I will be the first to admit that this site, both its contributors and the participating community, are not exactly what could be called “unbiased”, per se, when it comes to the passion of the Colbert Nation. Heck, we’re pretty much the hardest of the hard core – the WristSTRONG bracelet wearing, vacation to New York taking, IAAASCY reading, Ben & Jerry’s eating, Donors Choose supporting, chocolaty nougat center of the Colbert Nation. We watch most every show, and a large part of our online life consists of cavorting with other fans of the ‘Colbert Report’.
So reading a recent article in the New York Times really brought up some mixed feelings for me. The title of the article is “Comedy Central Tries to Gauge Passion of Its Viewers“, and it talks about a survey conducted by Comedy Central. The article starts by discussing some of the words used to describe Stewart and Colbert by fans of the show (“friendly,” “fun,” “more informed, “more intelligent,” “trustworthy,” “warm,” and “witty”), and the perception of the loyalty of said audiences towards Stewart and Colbert.
Then it gets a little … what’s the word? Corporate.

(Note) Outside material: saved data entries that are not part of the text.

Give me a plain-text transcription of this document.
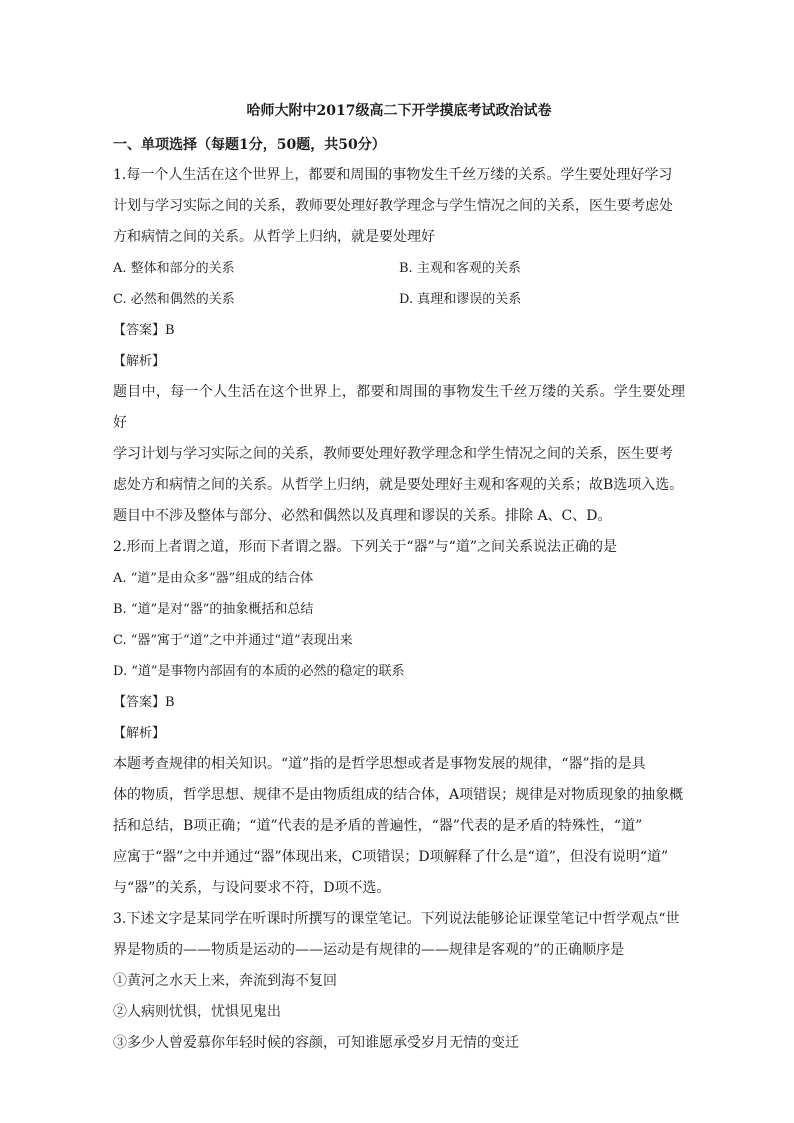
哈师大附中2017级高二下开学摸底考试政治试卷
一、单项选择（每题1分，50题，共50分）
1.每一个人生活在这个世界上，都要和周围的事物发生千丝万缕的关系。学生要处理好学习
计划与学习实际之间的关系，教师要处理好教学理念与学生情况之间的关系，医生要考虑处
方和病情之间的关系。从哲学上归纳，就是要处理好
A. 整体和部分的关系	B. 主观和客观的关系
C. 必然和偶然的关系	D. 真理和谬误的关系
【答案】B
【解析】
题目中，每一个人生活在这个世界上，都要和周围的事物发生千丝万缕的关系。学生要处理好
学习计划与学习实际之间的关系，教师要处理好教学理念和学生情况之间的关系，医生要考
虑处方和病情之间的关系。从哲学上归纳，就是要处理好主观和客观的关系；故B选项入选。
题目中不涉及整体与部分、必然和偶然以及真理和谬误的关系。排除 A、C、D。
2.形而上者谓之道，形而下者谓之器。下列关于“器”与“道”之间关系说法正确的是
A. “道”是由众多“器”组成的结合体
B. “道”是对“器”的抽象概括和总结
C. “器”寓于“道”之中并通过“道”表现出来
D. “道”是事物内部固有的本质的必然的稳定的联系
【答案】B
【解析】
本题考查规律的相关知识。“道”指的是哲学思想或者是事物发展的规律，“器”指的是具
体的物质，哲学思想、规律不是由物质组成的结合体，A项错误；规律是对物质现象的抽象概
括和总结，B项正确；“道”代表的是矛盾的普遍性，“器”代表的是矛盾的特殊性，“道”
应寓于“器”之中并通过“器”体现出来，C项错误；D项解释了什么是“道”，但没有说明“道”
与“器”的关系，与设问要求不符，D项不选。
3.下述文字是某同学在听课时所撰写的课堂笔记。下列说法能够论证课堂笔记中哲学观点“世
界是物质的——物质是运动的——运动是有规律的——规律是客观的”的正确顺序是
①黄河之水天上来，奔流到海不复回
②人病则忧惧，忧惧见鬼出
③多少人曾爱慕你年轻时候的容颜，可知谁愿承受岁月无情的变迁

All those encomiums, which were included in a list that participants could check off, were chosen by more than 60 percent of people answering the survey, which, it should come as no surprise, was commissioned by Comedy Central. Besides the virtue of puffing up their viewers’ self-images, the survey had a practical point.
The cable channel wants to prove that its late-night viewers are so impassioned about their hosts that their shows offer special value to beleaguered television advertisers looking to ensure that their messages reach truly engaged viewers.
It’s always odd seeing the impression of the fandom by people who are on the outside of it. Seeing it in a publication as prestigious as the New York times doubly so. The Times goes on to discuss the Passion of the Nation:
In the Harris survey, conducted from Oct. 29 to Dec. 22 last year — a period that included the presidential election and its aftermath, which could have bolstered the politically charged versions of late-night humor that Comedy Central offers — the biggest margins of difference came when fans were asked about their “emotional connection” to their favorite shows.
Or, as Ms. Coleman described the behavior of the committed late-night viewers: “They not only talk, but they stalk.”
Comparing reactions of committed viewers, the Comedy Central hosts easily held their own even against the power of Ms. [Oprah] Winfrey. She was dominant in things like getting viewers to visits Web sites and read books she recommended; but, in what looked like a real upset, both Mr. Stewart and Mr. Colbert did better on the question of whether a viewer wanted to be the host’s personal assistant for a day.
Viewers of “The Daily Show” and “The Colbert Report” have a deep personal connection to the shows, Ms. Coleman said. “They wear these shows like a badge,” she said. “It’s a cultlike phenomenon.”
The rest of the article basically works to answer the question “What advertiser wouldn’t want in on that?” Which is a valid question. Up to a point.
I understand that the show must have sponsors to be able to have the funds to be produced and to pay the salaries of the staff. I get that, and I support the sponsors quite often. (Mojito, anyone?) But does knowing that the network, and the advertisers, want to take our organic, passionate responses to Stephen and Jon and their wonderful work and turn it into a cash cow make anyone else want to take a shower?
As what they in the bidness would call the “target audience” of the ‘Colbert Report’, what are your thoughts on this article?